6. En second lieu, aux termes de l’article 3 de la convention européenne de sauvegarde des droits de l’homme et des libertés fondamentales : « Nul ne peut être soumis à la torture ni à des peines ou traitements inhumains ou dégradants ».
7. M. A… soutient qu’il serait, en cas de retour en Mauritanie, exposé à des persécutions en raison de son appartenance à l’ethnie peule, de son engagement syndical lorsqu’il était étudiant à l’université de Nouakchott et de son engagement politique au sein du mouvement de l’Initiative pour la résurgence du mouvement abolitionniste. Toutefois, l’intéressé, dont les demandes d’asile et de réexamen de cette demande d’asile ont été rejetées par l’OFPRA puis la CNDA, comme indiqué au point 1, ne produit aucune pièce à l’appui de ses allégations ni même aucune précision sur la nature de ses engagements et des risques auxquels il estime être exposé. Ainsi, il n’établit pas que l’arrêté attaqué en ce qu’il fixe le pays de destination de la mesure d’éloignement, serait contraire aux stipulations de l’article 3 de la convention européenne de sauvegarde des droits de l’homme et des libertés fondamentales. Ce moyen doit être écarté.
8. Il résulte de tout ce qui précède que les conclusions aux fins d’annulation de l’arrêté du 3 avril 2025 présentées par M. A… doivent être rejetées.
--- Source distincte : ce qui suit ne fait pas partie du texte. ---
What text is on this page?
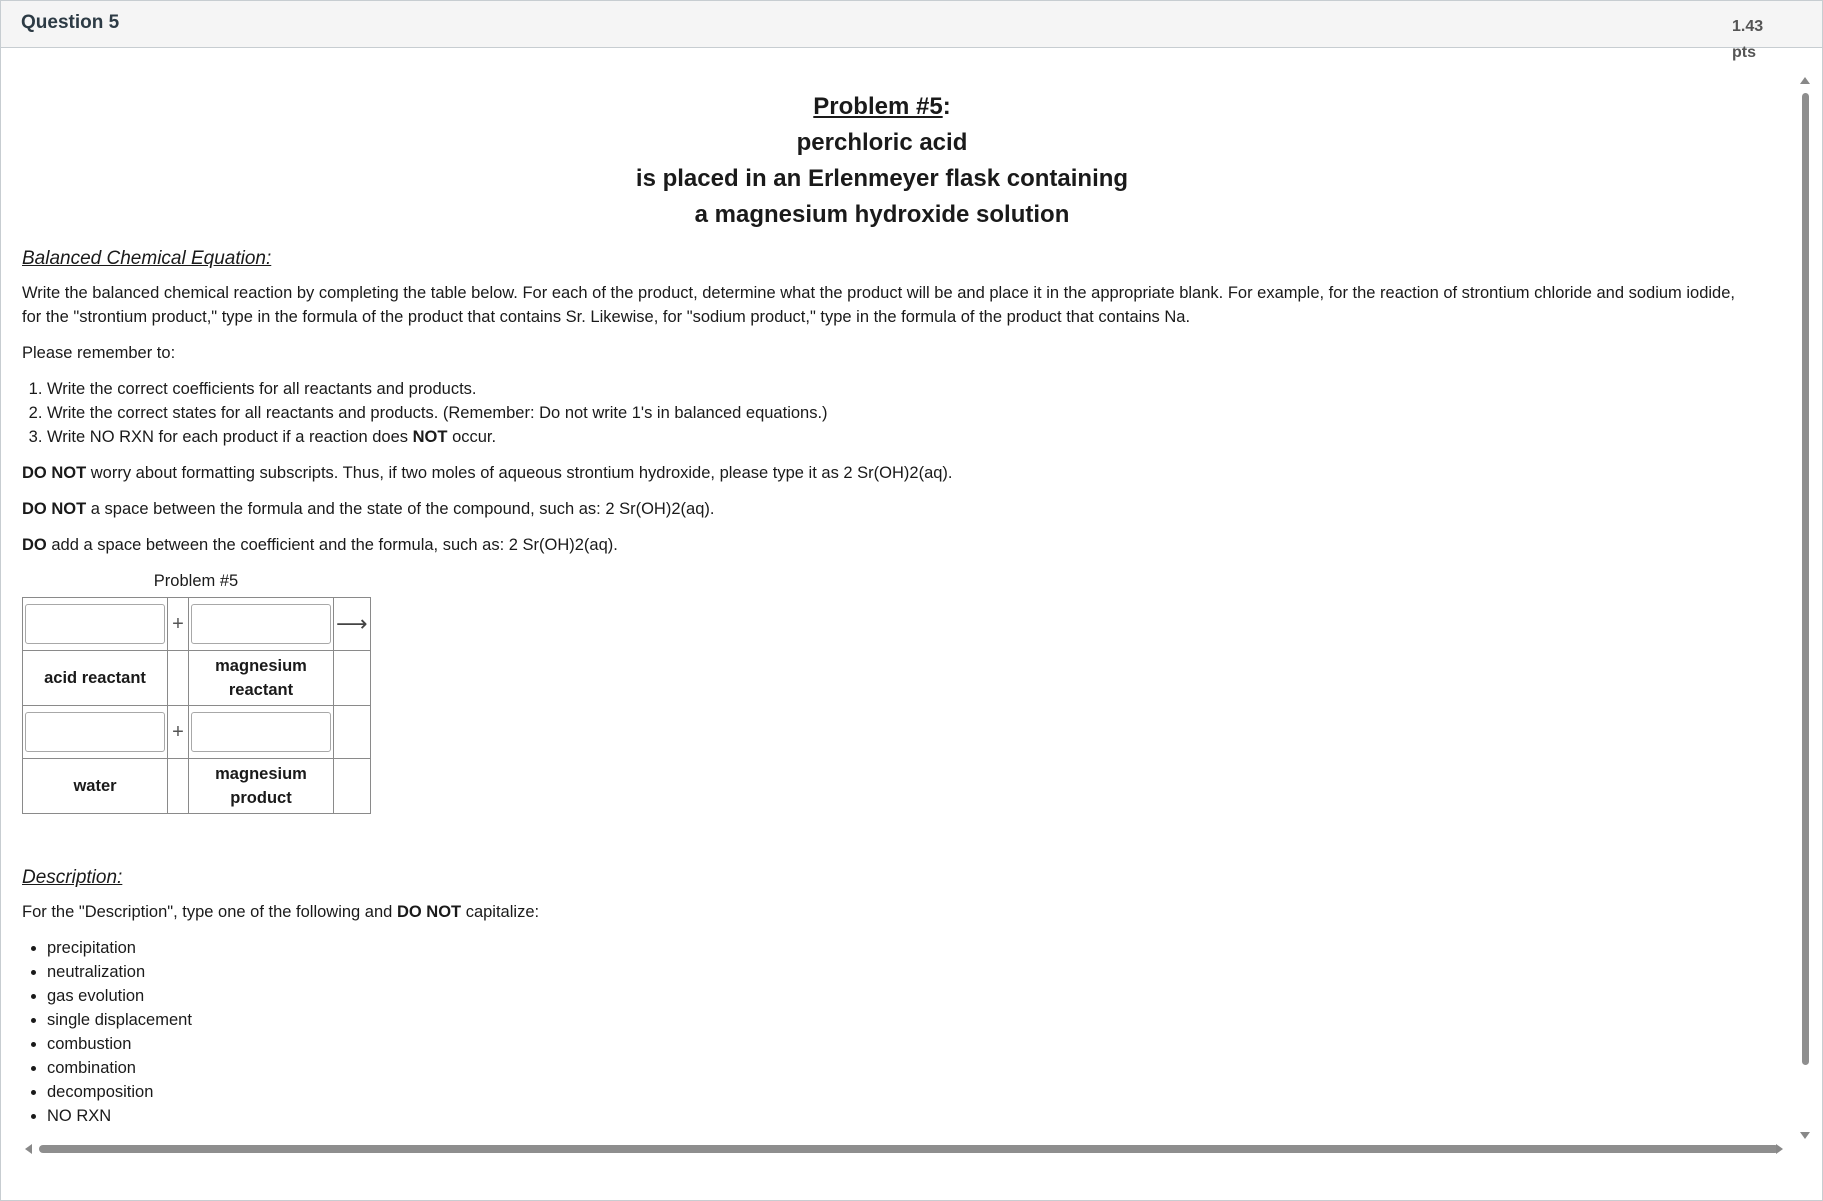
Question 5	1.43 pts
Problem #5:
perchloric acid
is placed in an Erlenmeyer flask containing
a magnesium hydroxide solution
Balanced Chemical Equation:

Write the balanced chemical reaction by completing the table below. For each of the product, determine what the product will be and place it in the appropriate blank. For example, for the reaction of strontium chloride and sodium iodide, for the "strontium product," type in the formula of the product that contains Sr. Likewise, for "sodium product," type in the formula of the product that contains Na.

Please remember to:

1. Write the correct coefficients for all reactants and products.
2. Write the correct states for all reactants and products. (Remember: Do not write 1's in balanced equations.)
3. Write NO RXN for each product if a reaction does NOT occur.

DO NOT worry about formatting subscripts. Thus, if two moles of aqueous strontium hydroxide, please type it as 2 Sr(OH)2(aq).

DO NOT a space between the formula and the state of the compound, such as: 2 Sr(OH)2(aq).

DO add a space between the coefficient and the formula, such as: 2 Sr(OH)2(aq).

Problem #5
	+		⟶
acid reactant		magnesium reactant	

	+	

water		magnesium product	
Description:

For the "Description", type one of the following and DO NOT capitalize:

• precipitation
• neutralization
• gas evolution
• single displacement
• combustion
• combination
• decomposition
• NO RXN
Par voie de conséquence, il y a lieu de rejeter les conclusions aux fins d’injonction.
D E C I D E :
Article 1er: M. A… est admis, à titre provisoire, au bénéfice de l’aide juridictionnelle.
Article 2 : La requête de M. A… est rejetée.
Article 3 : Le présent jugement sera notifié à M. B… A… et au préfet du Val-d’Oise.
Délibéré après l’audience du 12 mars 2026, à laquelle siégeaient :
M. Ouillon, président,
M. Probert, premier conseiller,
Mme Gaudemet, première conseillère.
Rendu public par mise à disposition au greffe le 2 avril 2026
Le président-rapporteur,
signé
S. Ouillon
L’assesseur le plus ancien,
signé
L. Probert
La greffière,
signé
S. Nimax
La République mande et ordonne au préfet du Val-d’Oise en ce qui le concerne ou à tous commissaire de justice à ce requis en ce qui concerne les voies de droit commun contre les parties privées, de pourvoir à l’exécution de la présente décision.